ヤセノヴァツ強制収容所は、第二次世界大戦中、クロアチア独立国(ISC)で最大規模を誇った強制収容所複合体でした。収容所は1941年8月にウシュタシェ政権によって設立され、1945年4月に事実上機能を停止・崩壊しました。ヤセノヴァツで殺害された被害者の多数は、ISCが人種的に敵対視していたセルビア人であり、ほかにユダヤ人ロマ、反体制のクロアチア人やボスニア人、さらにはユーゴスラビア・パルチザンなども多数収容・虐殺されました。

構成と立地

ヤセノヴァツは、サヴァ川の両岸にまたがる広範な地域に点在する複数の施設から成る複合収容所で、全体で5つのサブキャンプを含んでいたとされます。中心的な収容所は、ザグレブの南東約100kmに位置するヤセノヴァツそのもので、サヴァ川を挟んだ対岸のドニャ・グラディナ(Donja Gradina)には大規模な処刑や遺棄が行われた現場がありました。シサク(Sisak)には子供専用の収容・拘禁施設が設けられ、スタラ・グラディシュカ(Stara Gradiška)には女性・子供も多く収容された施設がありました。全体の占有地域については「約240km²(約93平方マイル)」とする表現が使われることがありますが、正確な範囲は史料と定義によって異なります。

収容所での状況と処刑の手口

収容者は過酷な労働、飢餓、病気、そして組織的な暴力にさらされました。ヤセノヴァツでは施設の一部が煉瓦工場や成形所などの労働施設として利用される一方で、計画的な大量処刑や個別的な残虐行為も繰り返されました。殺害は銃殺だけでなく、刃物や棍棒など肉体的手段による残虐な方法も多く報告されており、サヴァ川沿いの遺棄地(特にドニャ・グラディナ)には大量の遺骸が埋設されたとされています。

犠牲者数に関する議論

ヤセノヴァツの犠牲者数は長年にわたり大きな論争の的となっています。
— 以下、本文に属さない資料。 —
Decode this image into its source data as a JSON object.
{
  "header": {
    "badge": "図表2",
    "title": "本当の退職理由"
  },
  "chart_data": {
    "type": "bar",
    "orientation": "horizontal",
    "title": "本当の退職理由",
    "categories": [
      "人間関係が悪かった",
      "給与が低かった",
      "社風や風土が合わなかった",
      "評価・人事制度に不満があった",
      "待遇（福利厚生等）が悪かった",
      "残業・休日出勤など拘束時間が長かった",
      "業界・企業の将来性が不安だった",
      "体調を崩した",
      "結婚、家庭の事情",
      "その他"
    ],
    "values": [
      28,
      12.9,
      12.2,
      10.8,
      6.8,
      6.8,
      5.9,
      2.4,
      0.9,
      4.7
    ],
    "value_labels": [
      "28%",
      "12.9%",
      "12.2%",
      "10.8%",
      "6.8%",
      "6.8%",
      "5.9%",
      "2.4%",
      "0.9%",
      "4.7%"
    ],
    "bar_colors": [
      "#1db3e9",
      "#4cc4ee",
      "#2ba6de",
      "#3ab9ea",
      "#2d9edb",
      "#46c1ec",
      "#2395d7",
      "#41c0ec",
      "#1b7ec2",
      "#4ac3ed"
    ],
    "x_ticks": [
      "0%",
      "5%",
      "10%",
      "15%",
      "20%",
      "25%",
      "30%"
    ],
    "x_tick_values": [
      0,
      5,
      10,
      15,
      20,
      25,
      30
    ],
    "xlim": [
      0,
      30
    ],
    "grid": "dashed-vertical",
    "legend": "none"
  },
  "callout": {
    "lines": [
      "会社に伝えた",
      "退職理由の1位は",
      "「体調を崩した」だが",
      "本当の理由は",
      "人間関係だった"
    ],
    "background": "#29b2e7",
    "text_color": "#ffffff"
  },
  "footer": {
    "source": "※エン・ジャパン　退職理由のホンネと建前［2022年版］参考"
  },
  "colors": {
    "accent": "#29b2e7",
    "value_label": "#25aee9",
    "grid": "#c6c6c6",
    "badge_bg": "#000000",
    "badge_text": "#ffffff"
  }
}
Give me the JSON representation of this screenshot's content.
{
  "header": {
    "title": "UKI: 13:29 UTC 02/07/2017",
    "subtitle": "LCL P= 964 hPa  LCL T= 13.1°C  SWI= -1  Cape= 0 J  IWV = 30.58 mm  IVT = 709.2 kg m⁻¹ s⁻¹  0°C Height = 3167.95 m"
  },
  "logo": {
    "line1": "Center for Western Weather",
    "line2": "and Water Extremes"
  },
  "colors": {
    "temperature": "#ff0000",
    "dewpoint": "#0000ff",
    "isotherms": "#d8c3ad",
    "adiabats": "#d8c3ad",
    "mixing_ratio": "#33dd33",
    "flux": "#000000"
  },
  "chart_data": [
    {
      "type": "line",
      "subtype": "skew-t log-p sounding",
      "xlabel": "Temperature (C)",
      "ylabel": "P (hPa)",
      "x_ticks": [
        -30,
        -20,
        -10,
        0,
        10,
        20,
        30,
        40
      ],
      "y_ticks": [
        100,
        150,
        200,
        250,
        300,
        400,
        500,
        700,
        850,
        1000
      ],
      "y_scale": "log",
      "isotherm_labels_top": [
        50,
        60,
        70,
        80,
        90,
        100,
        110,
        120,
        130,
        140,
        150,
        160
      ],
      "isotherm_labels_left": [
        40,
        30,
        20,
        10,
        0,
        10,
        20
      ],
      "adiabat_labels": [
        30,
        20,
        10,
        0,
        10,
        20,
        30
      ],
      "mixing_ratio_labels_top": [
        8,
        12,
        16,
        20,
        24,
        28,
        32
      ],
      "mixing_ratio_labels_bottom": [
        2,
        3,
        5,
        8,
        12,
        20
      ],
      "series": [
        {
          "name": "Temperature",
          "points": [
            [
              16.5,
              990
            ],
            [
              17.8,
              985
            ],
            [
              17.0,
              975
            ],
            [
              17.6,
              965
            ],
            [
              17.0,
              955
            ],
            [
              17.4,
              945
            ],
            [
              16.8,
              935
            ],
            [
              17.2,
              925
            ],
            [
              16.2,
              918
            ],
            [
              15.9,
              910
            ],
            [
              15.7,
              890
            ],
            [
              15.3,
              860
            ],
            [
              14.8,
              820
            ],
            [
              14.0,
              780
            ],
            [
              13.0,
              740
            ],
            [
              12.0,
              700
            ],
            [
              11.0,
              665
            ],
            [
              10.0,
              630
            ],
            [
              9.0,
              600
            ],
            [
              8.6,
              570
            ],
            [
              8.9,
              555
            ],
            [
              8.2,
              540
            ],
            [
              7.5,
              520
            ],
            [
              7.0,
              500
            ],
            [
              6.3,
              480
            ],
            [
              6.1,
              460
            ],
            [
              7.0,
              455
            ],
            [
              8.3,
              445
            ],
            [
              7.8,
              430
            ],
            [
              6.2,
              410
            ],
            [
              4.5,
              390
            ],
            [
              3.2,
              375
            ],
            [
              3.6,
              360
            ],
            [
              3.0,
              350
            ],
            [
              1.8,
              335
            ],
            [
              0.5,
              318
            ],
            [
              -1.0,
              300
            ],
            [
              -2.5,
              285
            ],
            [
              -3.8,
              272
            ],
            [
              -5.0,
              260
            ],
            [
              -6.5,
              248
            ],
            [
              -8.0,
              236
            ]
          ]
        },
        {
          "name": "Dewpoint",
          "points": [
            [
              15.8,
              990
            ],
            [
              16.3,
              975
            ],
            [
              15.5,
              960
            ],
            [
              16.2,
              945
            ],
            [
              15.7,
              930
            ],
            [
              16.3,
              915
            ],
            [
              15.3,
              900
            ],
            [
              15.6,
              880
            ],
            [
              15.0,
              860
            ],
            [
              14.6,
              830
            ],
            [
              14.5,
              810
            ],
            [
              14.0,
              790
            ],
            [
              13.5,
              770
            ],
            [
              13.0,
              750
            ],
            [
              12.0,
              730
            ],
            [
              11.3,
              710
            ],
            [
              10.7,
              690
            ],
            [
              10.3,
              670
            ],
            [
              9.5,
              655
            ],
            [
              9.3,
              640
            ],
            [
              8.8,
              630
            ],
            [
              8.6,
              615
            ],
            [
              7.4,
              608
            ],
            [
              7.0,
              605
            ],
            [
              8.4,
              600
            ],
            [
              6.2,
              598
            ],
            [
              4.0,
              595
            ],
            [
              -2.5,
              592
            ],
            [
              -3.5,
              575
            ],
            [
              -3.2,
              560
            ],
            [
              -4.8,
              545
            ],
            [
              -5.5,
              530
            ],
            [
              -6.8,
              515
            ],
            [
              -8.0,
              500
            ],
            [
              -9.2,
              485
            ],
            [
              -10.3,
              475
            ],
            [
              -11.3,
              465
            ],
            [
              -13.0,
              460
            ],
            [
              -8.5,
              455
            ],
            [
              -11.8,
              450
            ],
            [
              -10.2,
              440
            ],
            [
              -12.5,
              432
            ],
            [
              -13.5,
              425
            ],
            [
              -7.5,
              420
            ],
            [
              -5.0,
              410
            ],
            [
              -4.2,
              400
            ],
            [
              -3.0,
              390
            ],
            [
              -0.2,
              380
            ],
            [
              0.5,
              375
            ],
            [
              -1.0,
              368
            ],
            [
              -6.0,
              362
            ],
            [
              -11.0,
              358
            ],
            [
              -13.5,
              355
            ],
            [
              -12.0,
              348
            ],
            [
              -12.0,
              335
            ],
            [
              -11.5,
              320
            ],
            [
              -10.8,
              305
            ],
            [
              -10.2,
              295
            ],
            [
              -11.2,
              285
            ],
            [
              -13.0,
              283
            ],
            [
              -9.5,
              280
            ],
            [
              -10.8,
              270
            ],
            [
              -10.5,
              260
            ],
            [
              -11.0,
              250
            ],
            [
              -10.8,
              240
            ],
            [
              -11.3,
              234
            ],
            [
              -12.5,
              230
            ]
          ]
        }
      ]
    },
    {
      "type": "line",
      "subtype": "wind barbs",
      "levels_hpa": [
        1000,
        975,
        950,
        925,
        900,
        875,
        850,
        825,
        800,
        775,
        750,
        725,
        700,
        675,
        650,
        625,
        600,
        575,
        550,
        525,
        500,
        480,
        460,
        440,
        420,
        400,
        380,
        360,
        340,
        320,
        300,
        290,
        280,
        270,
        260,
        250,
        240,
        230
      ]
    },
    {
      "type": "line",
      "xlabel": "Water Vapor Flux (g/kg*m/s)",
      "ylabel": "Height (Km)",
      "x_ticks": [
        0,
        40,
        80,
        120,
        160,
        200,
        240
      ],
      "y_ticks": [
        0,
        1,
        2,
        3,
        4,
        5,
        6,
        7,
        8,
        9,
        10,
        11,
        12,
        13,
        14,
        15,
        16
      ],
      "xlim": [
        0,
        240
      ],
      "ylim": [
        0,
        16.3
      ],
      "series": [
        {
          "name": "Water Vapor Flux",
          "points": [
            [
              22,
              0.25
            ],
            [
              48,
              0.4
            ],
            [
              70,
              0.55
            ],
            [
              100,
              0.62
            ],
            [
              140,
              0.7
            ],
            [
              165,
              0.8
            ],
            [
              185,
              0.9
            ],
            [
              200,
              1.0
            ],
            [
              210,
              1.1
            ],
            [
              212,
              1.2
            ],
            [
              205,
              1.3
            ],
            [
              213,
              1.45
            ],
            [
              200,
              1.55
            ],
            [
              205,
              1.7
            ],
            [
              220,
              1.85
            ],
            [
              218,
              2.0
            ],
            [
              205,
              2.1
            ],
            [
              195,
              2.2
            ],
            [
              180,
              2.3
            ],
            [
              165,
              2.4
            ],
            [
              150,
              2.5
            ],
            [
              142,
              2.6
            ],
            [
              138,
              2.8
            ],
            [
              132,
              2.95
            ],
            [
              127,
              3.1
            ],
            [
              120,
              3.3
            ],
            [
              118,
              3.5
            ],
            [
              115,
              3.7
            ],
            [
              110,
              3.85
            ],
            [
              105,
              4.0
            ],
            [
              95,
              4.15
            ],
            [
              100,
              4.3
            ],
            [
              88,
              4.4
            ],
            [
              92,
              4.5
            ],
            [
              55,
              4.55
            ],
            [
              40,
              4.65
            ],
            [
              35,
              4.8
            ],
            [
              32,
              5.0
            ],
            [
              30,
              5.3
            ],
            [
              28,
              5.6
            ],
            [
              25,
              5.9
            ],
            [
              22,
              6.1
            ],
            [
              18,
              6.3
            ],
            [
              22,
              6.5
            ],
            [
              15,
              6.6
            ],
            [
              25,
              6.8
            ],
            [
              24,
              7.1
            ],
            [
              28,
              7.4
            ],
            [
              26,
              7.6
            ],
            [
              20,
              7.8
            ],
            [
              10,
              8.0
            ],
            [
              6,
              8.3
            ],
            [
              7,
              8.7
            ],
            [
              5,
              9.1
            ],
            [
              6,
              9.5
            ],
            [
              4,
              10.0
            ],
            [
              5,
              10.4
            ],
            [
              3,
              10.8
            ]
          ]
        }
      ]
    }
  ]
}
戦後の旧ユーゴスラビア政府や一部の早期研究では数十万、しばしば50万から80万といった高い数字が広く引用されました。しかし、その後の詳細な史料調査、被害者名簿の編纂、人口学的研究等により見積もりには幅が生まれ、学術界ではより低い数万〜十数万規模を支持する研究が増えています。近年の被害者名簿や研究では、名簿に登録された犠牲者の数は約8万人前後であるとするものがあり、これを基に「8万人台〜10万前後」とする見解が多く見られます。ただし、資料の欠落や戦時の混乱により未登録の犠牲者が存在する可能性が高く、総数は現在も確定していません。

戦後の処罰と記憶

戦後、ウシュタシェ指導者や加害者の一部は裁判にかけられ、処罰された者もいますが、多くは逃亡したり処罰を免れたりしました。冷戦後以降、ヤセノヴァツとその犠牲者に関する史料調査や記念事業が進められ、現在ではヤセノヴァツ記念館(Jasenovac Memorial)やドニャ・グラディナの追悼施設などが保存・整備され、調査・教育活動が行われています。同時に、犠牲者数や史実の解釈をめぐる政治的対立や否認・過小評価の試みも続いており、真実の究明と記憶の継承は現在も重要な課題です。

重要性と学術的意義

ヤセノヴァツは、第二次世界大戦時のバルカン半島における民族的・政治的暴力の象徴的事例であり、近代史研究、ジェノサイド研究、人権教育にとって重要な検証対象です。正確な史実把握のためには、継続的な史料公開・調査、被害者名簿の整備、国際的な学術協力が不可欠です。犠牲者を記憶し、再発防止に結び付ける取り組みが今なお求められています。

(注)本稿では既存の史料と近年の研究を踏まえた要点を紹介しましたが、犠牲者数や細部については研究者間で見解が分かれており、さらに詳しい情報を知りたい場合は記念館や学術文献、一次資料の参照を推奨します。